While it may seem like the spring marathon season has just got into full swing, it’s already time for marathoners to start mapping out their plans for fall. It’s hard to believe we’re already just outside the 20-week window for major events like the TCS Toronto Waterfront Marathon (Oct. 15) and Chicago Marathon (Oct.8). Even if you’re looking to run a late-autumn marathon like New York City (Nov. 5), you can’t afford to drag your feet when organizing your running calendar. Here are a couple of things to consider when scheduling the official start to your fall marathon training.
Assess your current fitness level
A general guideline for marathon preparation is to dedicate 16 to 20 weeks to training before the big day. Your current fitness level becomes an important factor in where you fall on the spectrum; for runners who already have a spring marathon under their belt this year, 16 weeks of training should be more than enough of a buffer, provided your weekly mileage hasn’t gone into a prolonged tailspin after you finished your spring event. That would put the start of training for early-October marathons like Chicago and Toronto at mid-June, and mid-July for early-November marathons like New York.
First-time marathoners, or those who have gone months without consistently hitting 25 km per week, have much less of a buffer. They should plan to start training (gulp!) now, and certainly by the last week of May week for an early October marathon, and the last week of June for early November events.
Build your mileage wisely
Making sure to give yourself time to build your mileage slowly and safely is crucial to making it through marathon training without a potentially sidelining injury. Depending on your current weekly mileage and your peak weekly mileage target during training, making time for incremental distance increases could sway the length of your training schedule.

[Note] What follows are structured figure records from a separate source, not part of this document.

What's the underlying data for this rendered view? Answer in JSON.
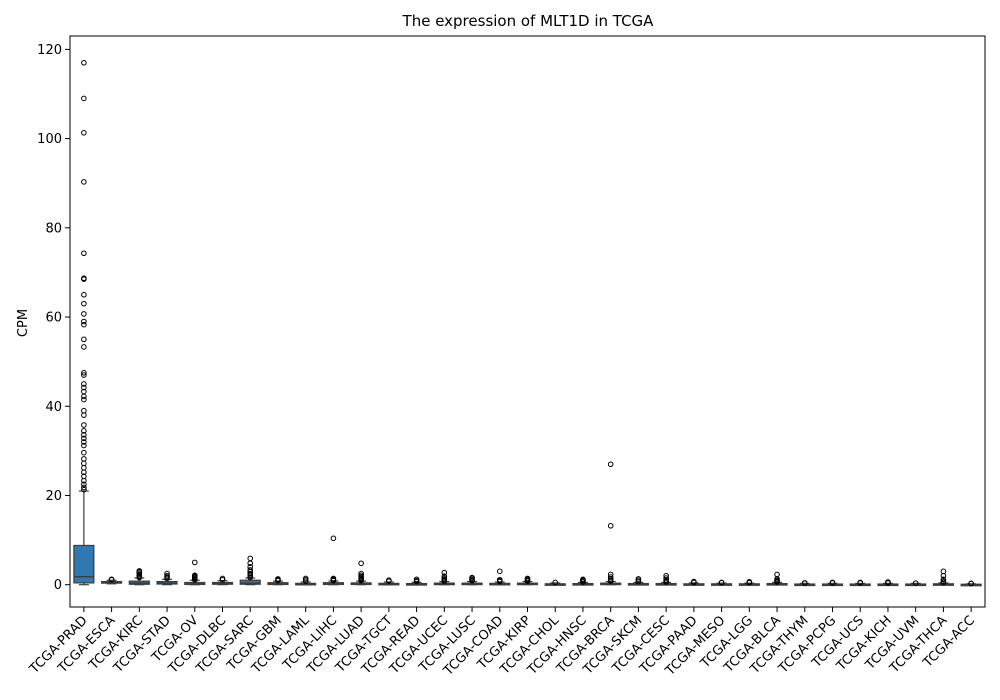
{
  "chart_data": {
    "type": "box",
    "title": "The expression of MLT1D in TCGA",
    "xlabel": "",
    "ylabel": "CPM",
    "ylim": [
      -5,
      123
    ],
    "yticks": [
      0,
      20,
      40,
      60,
      80,
      100,
      120
    ],
    "grid": false,
    "legend": "none",
    "box_color": "#2f78b1",
    "categories": [
      "TCGA-PRAD",
      "TCGA-ESCA",
      "TCGA-KIRC",
      "TCGA-STAD",
      "TCGA-OV",
      "TCGA-DLBC",
      "TCGA-SARC",
      "TCGA-GBM",
      "TCGA-LAML",
      "TCGA-LIHC",
      "TCGA-LUAD",
      "TCGA-TGCT",
      "TCGA-READ",
      "TCGA-UCEC",
      "TCGA-LUSC",
      "TCGA-COAD",
      "TCGA-KIRP",
      "TCGA-CHOL",
      "TCGA-HNSC",
      "TCGA-BRCA",
      "TCGA-SKCM",
      "TCGA-CESC",
      "TCGA-PAAD",
      "TCGA-MESO",
      "TCGA-LGG",
      "TCGA-BLCA",
      "TCGA-THYM",
      "TCGA-PCPG",
      "TCGA-UCS",
      "TCGA-KICH",
      "TCGA-UVM",
      "TCGA-THCA",
      "TCGA-ACC"
    ],
    "boxes": [
      {
        "whislo": 0,
        "q1": 0.4,
        "med": 1.8,
        "q3": 8.8,
        "whishi": 21.0,
        "fliers": [
          21.3,
          21.8,
          22.5,
          23.3,
          24.3,
          25.2,
          26.2,
          27.2,
          28.2,
          29.6,
          31.2,
          32.0,
          32.8,
          33.6,
          34.5,
          35.8,
          38.0,
          39.0,
          41.5,
          42.2,
          43.3,
          44.2,
          45.0,
          47.0,
          47.5,
          53.3,
          55.0,
          58.3,
          59.0,
          60.7,
          63.0,
          65.0,
          68.5,
          68.7,
          74.3,
          90.3,
          101.3,
          109.0,
          117.0
        ]
      },
      {
        "whislo": 0.2,
        "q1": 0.35,
        "med": 0.5,
        "q3": 0.7,
        "whishi": 1.0,
        "fliers": [
          1.1,
          1.2
        ]
      },
      {
        "whislo": 0,
        "q1": 0.1,
        "med": 0.35,
        "q3": 0.8,
        "whishi": 1.5,
        "fliers": [
          1.6,
          1.8,
          2.0,
          2.3,
          2.6,
          2.9,
          3.1
        ]
      },
      {
        "whislo": 0,
        "q1": 0.15,
        "med": 0.35,
        "q3": 0.7,
        "whishi": 1.2,
        "fliers": [
          1.4,
          1.7,
          2.0,
          2.5
        ]
      },
      {
        "whislo": 0,
        "q1": 0.05,
        "med": 0.2,
        "q3": 0.5,
        "whishi": 1.0,
        "fliers": [
          1.1,
          1.3,
          1.5,
          1.7,
          1.9,
          2.1,
          5.0
        ]
      },
      {
        "whislo": 0,
        "q1": 0.1,
        "med": 0.25,
        "q3": 0.5,
        "whishi": 0.9,
        "fliers": [
          1.1,
          1.4
        ]
      },
      {
        "whislo": 0,
        "q1": 0.1,
        "med": 0.35,
        "q3": 1.0,
        "whishi": 1.5,
        "fliers": [
          1.6,
          1.9,
          2.2,
          2.5,
          2.9,
          3.3,
          4.0,
          4.8,
          5.9
        ]
      },
      {
        "whislo": 0,
        "q1": 0.05,
        "med": 0.2,
        "q3": 0.45,
        "whishi": 0.8,
        "fliers": [
          0.9,
          1.1,
          1.3
        ]
      },
      {
        "whislo": 0,
        "q1": 0.05,
        "med": 0.15,
        "q3": 0.3,
        "whishi": 0.6,
        "fliers": [
          0.8,
          1.1,
          1.4
        ]
      },
      {
        "whislo": 0,
        "q1": 0.05,
        "med": 0.2,
        "q3": 0.45,
        "whishi": 0.8,
        "fliers": [
          0.9,
          1.0,
          1.2,
          1.4,
          10.4
        ]
      },
      {
        "whislo": 0,
        "q1": 0.05,
        "med": 0.15,
        "q3": 0.4,
        "whishi": 0.8,
        "fliers": [
          0.9,
          1.1,
          1.3,
          1.5,
          1.8,
          2.1,
          2.5,
          4.8
        ]
      },
      {
        "whislo": 0,
        "q1": 0.05,
        "med": 0.15,
        "q3": 0.3,
        "whishi": 0.6,
        "fliers": [
          0.8,
          1.0
        ]
      },
      {
        "whislo": 0,
        "q1": 0.03,
        "med": 0.1,
        "q3": 0.25,
        "whishi": 0.5,
        "fliers": [
          0.7,
          0.9,
          1.2
        ]
      },
      {
        "whislo": 0,
        "q1": 0.05,
        "med": 0.15,
        "q3": 0.35,
        "whishi": 0.7,
        "fliers": [
          0.8,
          1.0,
          1.2,
          1.5,
          1.9,
          2.7
        ]
      },
      {
        "whislo": 0,
        "q1": 0.05,
        "med": 0.15,
        "q3": 0.35,
        "whishi": 0.7,
        "fliers": [
          0.9,
          1.1,
          1.4,
          1.6
        ]
      },
      {
        "whislo": 0,
        "q1": 0.05,
        "med": 0.15,
        "q3": 0.3,
        "whishi": 0.6,
        "fliers": [
          0.7,
          0.9,
          1.1,
          3.0
        ]
      },
      {
        "whislo": 0,
        "q1": 0.05,
        "med": 0.15,
        "q3": 0.35,
        "whishi": 0.7,
        "fliers": [
          0.8,
          1.0,
          1.2,
          1.4
        ]
      },
      {
        "whislo": 0,
        "q1": 0.03,
        "med": 0.1,
        "q3": 0.2,
        "whishi": 0.4,
        "fliers": [
          0.5
        ]
      },
      {
        "whislo": 0,
        "q1": 0.03,
        "med": 0.1,
        "q3": 0.25,
        "whishi": 0.5,
        "fliers": [
          0.6,
          0.8,
          1.0,
          1.2
        ]
      },
      {
        "whislo": 0,
        "q1": 0.05,
        "med": 0.15,
        "q3": 0.35,
        "whishi": 0.7,
        "fliers": [
          0.8,
          1.0,
          1.3,
          1.7,
          2.3,
          13.2,
          27.0
        ]
      },
      {
        "whislo": 0,
        "q1": 0.03,
        "med": 0.1,
        "q3": 0.25,
        "whishi": 0.5,
        "fliers": [
          0.7,
          1.0,
          1.3
        ]
      },
      {
        "whislo": 0,
        "q1": 0.03,
        "med": 0.1,
        "q3": 0.25,
        "whishi": 0.5,
        "fliers": [
          0.6,
          0.8,
          1.1,
          1.5,
          2.0
        ]
      },
      {
        "whislo": 0,
        "q1": 0.03,
        "med": 0.1,
        "q3": 0.2,
        "whishi": 0.4,
        "fliers": [
          0.5,
          0.6,
          0.7
        ]
      },
      {
        "whislo": 0,
        "q1": 0.02,
        "med": 0.08,
        "q3": 0.2,
        "whishi": 0.35,
        "fliers": [
          0.45,
          0.5
        ]
      },
      {
        "whislo": 0,
        "q1": 0.02,
        "med": 0.08,
        "q3": 0.2,
        "whishi": 0.35,
        "fliers": [
          0.45,
          0.55,
          0.65
        ]
      },
      {
        "whislo": 0,
        "q1": 0.03,
        "med": 0.1,
        "q3": 0.25,
        "whishi": 0.5,
        "fliers": [
          0.6,
          0.8,
          1.0,
          1.3,
          2.3
        ]
      },
      {
        "whislo": 0,
        "q1": 0.02,
        "med": 0.06,
        "q3": 0.15,
        "whishi": 0.3,
        "fliers": [
          0.35,
          0.4
        ]
      },
      {
        "whislo": 0,
        "q1": 0.02,
        "med": 0.06,
        "q3": 0.15,
        "whishi": 0.3,
        "fliers": [
          0.4,
          0.5
        ]
      },
      {
        "whislo": 0,
        "q1": 0.02,
        "med": 0.06,
        "q3": 0.15,
        "whishi": 0.3,
        "fliers": [
          0.4,
          0.5
        ]
      },
      {
        "whislo": 0,
        "q1": 0.02,
        "med": 0.06,
        "q3": 0.15,
        "whishi": 0.3,
        "fliers": [
          0.4,
          0.5,
          0.6
        ]
      },
      {
        "whislo": 0,
        "q1": 0.02,
        "med": 0.06,
        "q3": 0.15,
        "whishi": 0.3,
        "fliers": [
          0.35
        ]
      },
      {
        "whislo": 0,
        "q1": 0.02,
        "med": 0.08,
        "q3": 0.2,
        "whishi": 0.4,
        "fliers": [
          0.5,
          0.8,
          1.2,
          2.0,
          3.0
        ]
      },
      {
        "whislo": 0,
        "q1": 0.01,
        "med": 0.04,
        "q3": 0.1,
        "whishi": 0.2,
        "fliers": [
          0.25,
          0.3
        ]
      }
    ]
  }
}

If you’re an experienced runner with a very high peak-mileage target like 120 km per week, and you currently weekly mileage is 25 km per week, the 16-week window for experienced runners won’t be long enough. The rule of thumb is to make sure not to increase your mileage more than 10 per cent from one week to the next, or the distance of your long run by more than 10 per cent. You’ll also lessen the risk of injury by keeping your long run to 25 per cent or less than the total distance you run in any given week.